此博客写的匆忙并且全为个人见解,错误之处请大家赶快指出。
linux内核rcu机制,是在多读线程和一个写线程并发情况下对指针的保户机制,多写并发需要加锁。
常应用于链表的数据操作中。
linux内核rculist.h是对链表带rcu保护机制操作函数的实现和封装,位于kernel/include/linux/ruclist.h
下面介绍rculist中的函数或宏
1、list_next
/*
* return the ->next pointer of a list_head in an rcu safe
* way, we must not access it directly
*/
#define list_next_rcu(list) (*((struct list_head __rcu **)(&(list)->next)))
此宏目的是获取list->next成员的地址
# define __rcu __attribute__((noderef, address_space(4))) 标示在地址空间4,并且地址有效
此宏是判断该地址是否有效
2、list_add
/**
* list_add_rcu - add a new entry to rcu-protected list
* @new: new entry to be added
* @head: list head to add it after
*
* Insert a new entry after the specified head.
* This is good for implementing stacks.
*
* The caller must take whatever precautions are necessary
* (such as holding appropriate locks) to avoid racing
* with another list-mutation primitive, such as list_add_rcu()
* or list_del_rcu(), running on this same list.
* However, it is perfectly legal to run concurrently with
* the _rcu list-traversal primitives, such as
* list_for_each_entry_rcu().
*/
static inline void list_add_rcu(struct list_head *new, struct list_head *head)
{
__list_add_rcu(new, head, head->next);
}
此函数是添加新条目到一个条目之后,是基于__list_add_rcu的上层函数。
/*
* Insert a new entry between two known consecutive entries.
*
* This is only for internal list manipulation where we know
* the prev/next entries already!
*/
static inline void __list_add_rcu(struct list_head *new,
struct list_head *prev, struct list_head *next)
{
new->next = next;
new->prev = prev;
rcu_assign_pointer(list_next_rcu(prev), new);
next->prev = new;
}
此函数添加一个新条目到两个条目之间
new->next = next;
new->prev = prev;
必须是先给新条目next、prev值,然后再修改旧next、prev条目值,这样让已经获取prev条目值的并发读遍历线程不会中断
rcu_assign_pointer(list_next_rcu(prev), new); 这是给rcu机制保护的指针赋值,list_next_rcu(prev)这是获取前条目的next地址,rcu_assign_pointer这是rcu的发布订阅机制,保证读线程要不就是获取前条目next的旧值,要不就是赋值完成后的新值,这个rcu保护机制是防止编译器优化时将语句顺序优化,从而导致读线程获取的地址是未赋值的或不完全的,出现错误,这个机制是通过smp内存屏障实现的,内存屏障保证指针的内存数据已经赋值完成。
3、/**
* list_add_tail_rcu - add a new entry to rcu-protected list
* @new: new entry to be added
* @head: list head to add it before
*
* Insert a new entry before the specified head.

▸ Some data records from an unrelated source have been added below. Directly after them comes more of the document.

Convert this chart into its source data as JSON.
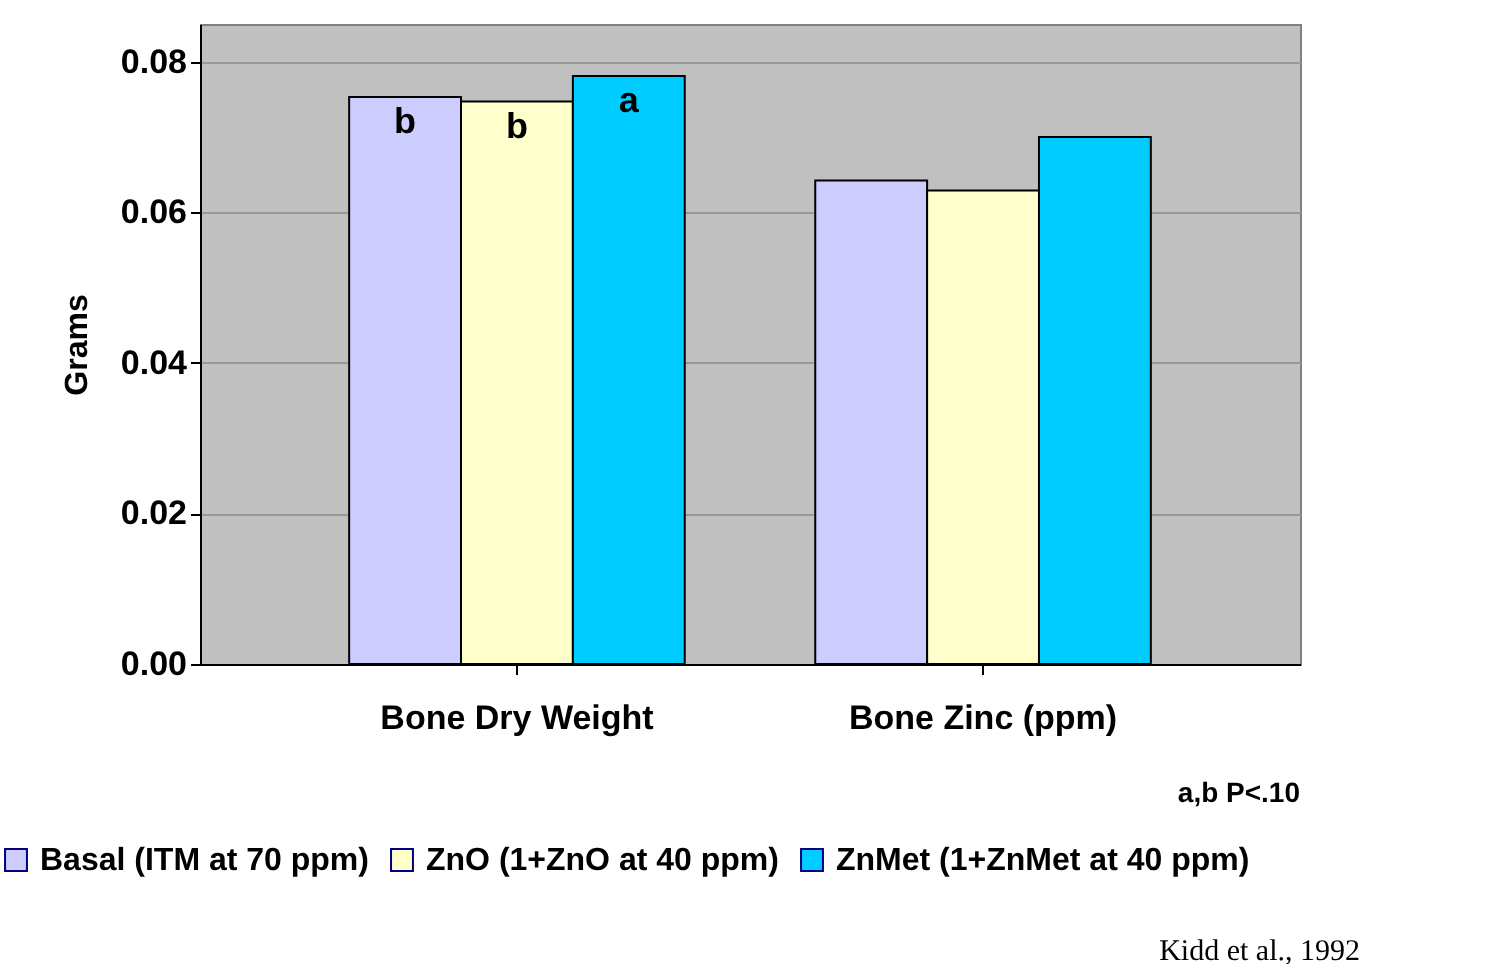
{
  "chart_data": {
    "type": "bar",
    "ylabel": "Grams",
    "categories": [
      "Bone Dry Weight",
      "Bone Zinc (ppm)"
    ],
    "series": [
      {
        "name": "Basal (ITM at 70 ppm)",
        "color": "#ccccff",
        "values": [
          0.0753,
          0.0642
        ]
      },
      {
        "name": "ZnO (1+ZnO at 40 ppm)",
        "color": "#ffffcc",
        "values": [
          0.0747,
          0.0629
        ]
      },
      {
        "name": "ZnMet (1+ZnMet at 40 ppm)",
        "color": "#00ccff",
        "values": [
          0.0781,
          0.07
        ]
      }
    ],
    "ylim": [
      0,
      0.085
    ],
    "yticks": [
      {
        "value": 0,
        "label": "0.00"
      },
      {
        "value": 0.02,
        "label": "0.02"
      },
      {
        "value": 0.04,
        "label": "0.04"
      },
      {
        "value": 0.06,
        "label": "0.06"
      },
      {
        "value": 0.08,
        "label": "0.08"
      }
    ],
    "grid": "y",
    "legend": "bottom",
    "annotations": [
      "b",
      "b",
      "a",
      "a,b P<.10",
      "Kidd et al., 1992"
    ]
  }
}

* This is useful for implementing queues.
*
* The caller must take whatever precautions are necessary
* (such as holding appropriate locks) to avoid racing
* with another list-mutation primitive, such as list_add_tail_rcu()

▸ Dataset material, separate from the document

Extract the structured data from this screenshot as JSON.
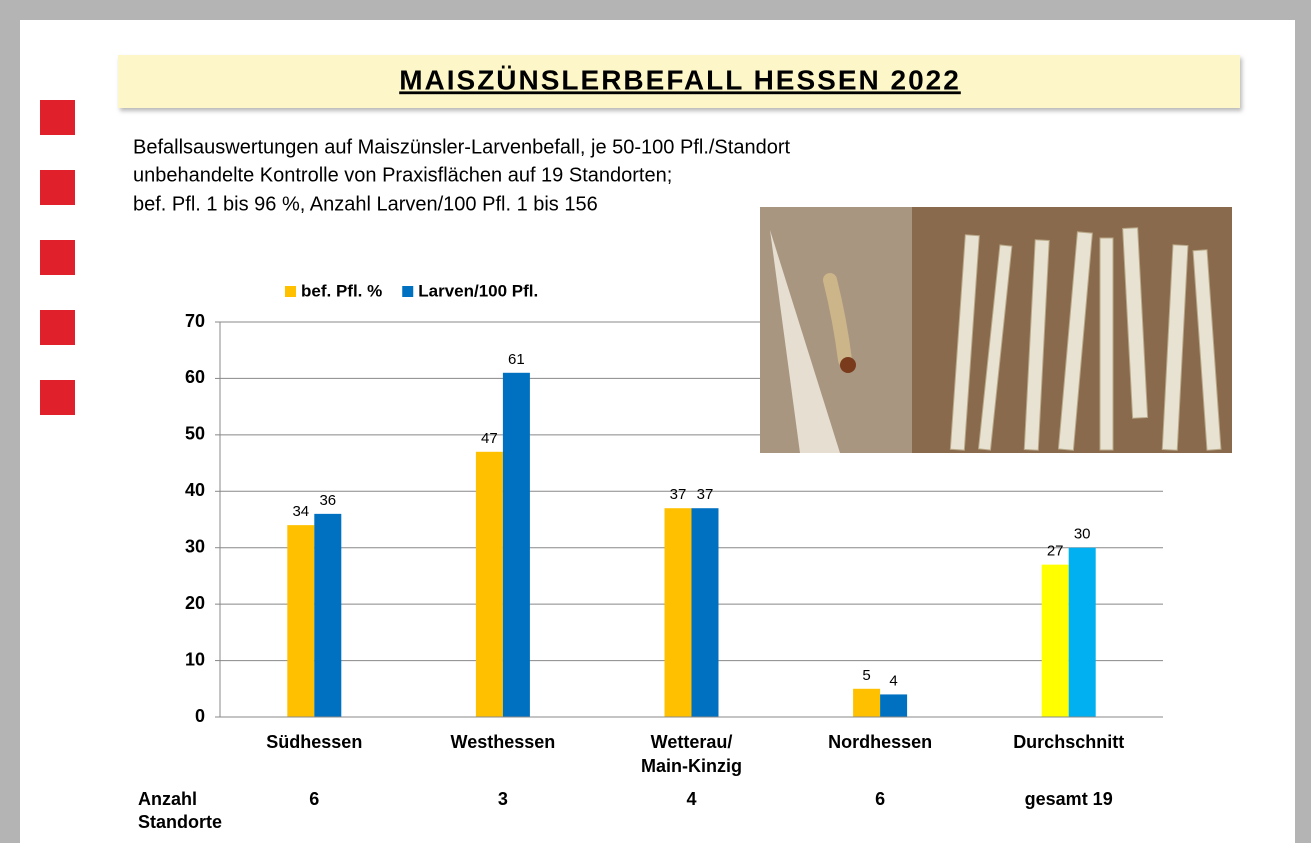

* or list_del_rcu(), running on this same list.
* However, it is perfectly legal to run concurrently with
* the _rcu list-traversal primitives, such as
* list_for_each_entry_rcu().
*/
static inline void list_add_tail_rcu(struct list_head *new,
struct list_head *head)
{
__list_add_rcu(new, head->prev, head);
}
此函数添加一个新条目到旧条目之前。也是基于__list_add_rcu函数的上层函数。
4、/**
* list_del_rcu - deletes entry from list without re-initialization
* @entry: the element to delete from the list.
*
* Note: list_empty() on entry does not return true after this,
* the entry is in an undefined state. It is useful for RCU based
* lockfree traversal.
*
* In particular, it means that we can not poison the forward
* pointers that may still be used for walking the list.
*
* The caller must take whatever precautions are necessary
* (such as holding appropriate locks) to avoid racing
* with another list-mutation primitive, such as list_del_rcu()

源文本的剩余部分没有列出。